The spokeswoman pointed to the National Tertiary Education Union’s (NTEU) role in greenlighting job cuts, adding: “Without the [enterprise agreement] variation,” instead of 277 sackings, “this figure would have been 467.” The variation at Monash, approved by the NTEU, included a delay in pay rises, a leave-purchase scheme and a moratorium on bonuses, introduced on the bogus pretext that concessions would save jobs.

The Monash announcement was made a day after the University of New South Wales (UNSW) unveiled the destruction of 493 full-time jobs, accounting for around 7.5 percent of the university’s full-time staff. This will go hand in hand with an overhaul of teaching, including the merger of three separate faculties. The university has already eliminated 115 casual positions since January.

According to the Sydney Morning Herald, UNSW is facing a budget shortfall of $370 million as a result of COVID-19.

The NTEU’s UNSW branch president, Sarah Gregson told the paper: “Nobody denies there’s a crisis, but the detail of what’s necessary is difficult. We’re obviously going to challenge every job loss we can.”

Such empty posturing is belied by the fact that the NTEU has played the key role in the attacks on academic staff, engaging in backroom deals with university managements for decades. Gregson’s comments, moreover, demonstrate that the union is merely appealing to management for it to be fully involved in devising and implementing the pro-business restructure.

Following the collapse of its pay-cutting “national framework” with university managements—which was met with revulsion from university workers—the NTEU is redoubling its efforts to help university managements impose cuts in pay, conditions and jobs, pushing through sackings and concessions at campuses across the country.

At the same time, the union is seeking to promote illusions in the big business Labor Party and cover-up its own responsibility for the jobs bloodbath.

NTEU national president Alison Barnes told the Australian Broadcasting Corporation that “responsibility for these losses lies squarely with” the Liberal-National Coalition government of Prime Minister Scott Morrison and Education Minister Dan Tehan.

In reality, Labor governments, with the crucial assistance of the unions, have spearheaded the assault on higher education. This included the introduction of full fees for international students by the Hawke Labor government in the 1980s, and its abolition of free education for domestic students.

In 2013, the Greens-backed Labor government of Julia Gillard introduced the largest ever reduction to university funding, which slashed $2.7 billion from the sector.

This offensive has been deepened by successive Liberal-National Coalition governments, including through the announcement last month of plans to more than double fees for humanities and communications students and raise payments for law, economics and commerce by 28 percent.

Dan Tehan told the Australian Financial Review earlier this month that the move is aimed at “encouraging students to tailor their studies to learn the skills that will be in demand in areas of future jobs growth.”

This would serve to “better align the total combined public and private funding for higher education units with contemporary data on the cost of delivering university education.”

In other words, the government is taking the corporatisation and vocationalisation of universities, enforced by Labor and the unions, to its logical conclusion.

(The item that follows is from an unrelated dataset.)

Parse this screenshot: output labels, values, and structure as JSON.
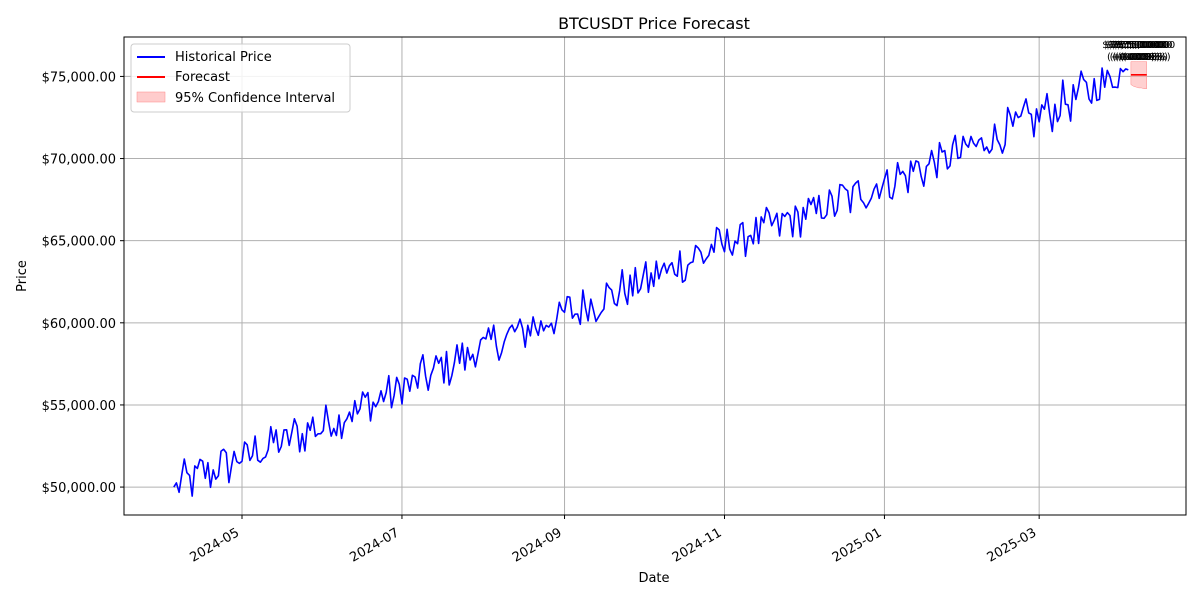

Education, which has already been gutted, is to be subordinated even more directly to the dictates of big business.

The record demonstrates that university academics, staff and students can only defend jobs and fight for free, high-quality education, through a rebellion against the unions and a complete break with Labor and the political establishment.

The Committee for Public Education and the International Youth and Students for Social Equality call for staff to form independent rank and file committees, to prosecute a genuine industrial and political struggle against all of the sackings and union-enforced concessions.

This is the only means of breaking the isolation imposed by the unions, and mobilising the social power of university workers and students.